Ne zaman ki, dünya yaşanılır bir yer
olmakla beraber, ekonomik bir alan, bölge ve yer olmaya başladı. İşte kıyamet o
gün koptu ve hala da kopmakta. Cadı kazanları o gün başladı kaynamaya, hala da
kaynamaya devam etmekte.
--Her çağda insanların olduğu gibi,
toplumların, Devletlerin de gereksinimleri o çağa uygun olarak vardır. İlk
çağlarda bu son derece basit ve anlaşılır iken, günümüzde artık iyice karmaşık
ve çok boyutlu hale gelmiştir.
--Önceleri insanların ilişkileri sadece
yaşadıkları yerlerde, bölgelerde iken, 21. yy olan günümüzde artık işin çılkı
çıkmış durumda. İnsanların, şirketlerin, organizasyonların ve devletlerin
nerede başlayıp, nerede bittikleri belli değil artık.
--Olanları ve olayları basit bir bakış
açısı ile görmeye, sezmeye çalışmak pek olası değil artık. Her şey bir kargaşa
içinde. Kişileri olduğu gibi, sosyal, siyasal organizasyon ve devletleri de
anlamak artık sıradan, normal bi,r göz ile bakarak almamak mümkün değil.
--İlk çağlarda ortak payda bulunulan
toplumsal yapı gereği kan, soy ve sosyal bağ iken, zamanla bu ilişki şekli
değişerek günümüzde ise, bilinçli ve bilimsel bir davranış şekli yaratmaya,
oluşturmaya kadar vardı.
--Önceleri, şu köylü bu kasabalı, sonraları
şu bölgeli, bu memleketten başlayan yerellik tanımı, günümüzde artık kapsama
alanını genişleterek, globalleşti; evrimini, değişimini eğitim ya da benzeri
süreçler ile tanımlayanlar artık dünya vatandaşı oldu.
--Şirketler de artık dünya devi şirketler
olamaya başladı. Bilim ve teknoloji, bu süreçlerin global/dünyalaşan şirketler
lehine gelişmesine katkı koydu ve yerelleşmenin köküne kibrit suyu döktüler.
Yereli yok ettiler.
--Önceleri bayrak, marşlar milli olarak
başladı ama, insan ile başlayan değişim şirketler ve tüketim ekonomisi ile
birlikte hepsi uluslararasılaştı, globalleşti, küreselleşti.

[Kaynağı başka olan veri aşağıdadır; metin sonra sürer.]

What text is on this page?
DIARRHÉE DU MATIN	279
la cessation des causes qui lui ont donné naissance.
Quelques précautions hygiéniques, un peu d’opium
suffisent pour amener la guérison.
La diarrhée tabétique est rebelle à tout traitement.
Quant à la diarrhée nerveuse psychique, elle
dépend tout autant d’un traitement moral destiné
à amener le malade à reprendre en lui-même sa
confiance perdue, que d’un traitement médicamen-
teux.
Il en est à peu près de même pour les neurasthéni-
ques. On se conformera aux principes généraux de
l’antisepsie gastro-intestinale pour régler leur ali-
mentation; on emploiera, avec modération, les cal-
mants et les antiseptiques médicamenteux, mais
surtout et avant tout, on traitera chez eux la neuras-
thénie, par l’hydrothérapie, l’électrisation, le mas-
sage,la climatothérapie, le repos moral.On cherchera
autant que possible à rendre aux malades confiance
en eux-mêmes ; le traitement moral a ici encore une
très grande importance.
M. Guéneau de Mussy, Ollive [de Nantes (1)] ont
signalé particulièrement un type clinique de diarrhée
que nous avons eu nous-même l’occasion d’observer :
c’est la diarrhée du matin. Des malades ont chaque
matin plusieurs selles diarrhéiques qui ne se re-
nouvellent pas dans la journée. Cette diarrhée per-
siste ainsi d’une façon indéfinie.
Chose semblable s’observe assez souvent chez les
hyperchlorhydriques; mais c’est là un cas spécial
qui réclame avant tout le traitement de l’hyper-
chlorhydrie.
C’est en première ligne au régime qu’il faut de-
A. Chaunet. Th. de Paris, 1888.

--Para birimler bile, hakimiyetini kurmuş
küresel güçlerin paraları, geçer akçe oldu. Dilleri, dayattıkları yaşam
biçimleri bile yerelin yaşam biçimi haline geldi.
--Öylesine bile olsa günün her hangi bir
saatinde TV'lere bir göz atın, artık insanların kendi yaşamları değil, bilinç
altına yerleşen küresel yaşam biçimlerini yaşadıklarını, özlemlerinin de
şekillendirilen o yaşamlar ya da yaşam biçimleri olduğunu görürüz.
--Siyaset de bu değişim ve dönüşümden elbet
payına düşeni alacak, o da değişecek ve dönüşecektir.
--Uluslararası bir piyasa yapıcısının
dediği gibi, "bir ülkede, yalnız siyasi iktidarlar değil, siyasi
muhalefette satın alınır"
--İktidar ve muhalefet, siyasi sürecin
sürmesi için rolleri paylaşmışlardır. İktidar ile muhalefet arsında siyasi
sürecin sürmesi için roller paylaşılmıştır. Bizlere gösterilen iktidar ve
muhalefet illüzyonudur. Oyunudur.
--Sonuçta yapılan her şey, mevcut siyasi
sistemin, iktidarın sürmesi için yapılmaktadır.
--Ülkemizde de, genel iktidar, ülke ve
uluslararası ne var ise her şeyi kendi paydaşları ile paylaşır, bölüşür iken,
muhalefete de yerel iktidarın parçaları teslim edilmiştir.
--Gelinen YEREL SEÇİM SÜRECİ, yönetsel bir
süreç olmaktan çıkmış bir PAYLAŞIM MÜCADELESİNE DÖNMÜŞTÜR
--Halka, beklentileri giderilecekmiş umudu
ve beklentisi aşılanarak, iktidarın genelde uyguladığı politikalar, yerelde de,
iktidarı elinde bulunduran muhalefet tarafından aynısı uygulanmaktadır.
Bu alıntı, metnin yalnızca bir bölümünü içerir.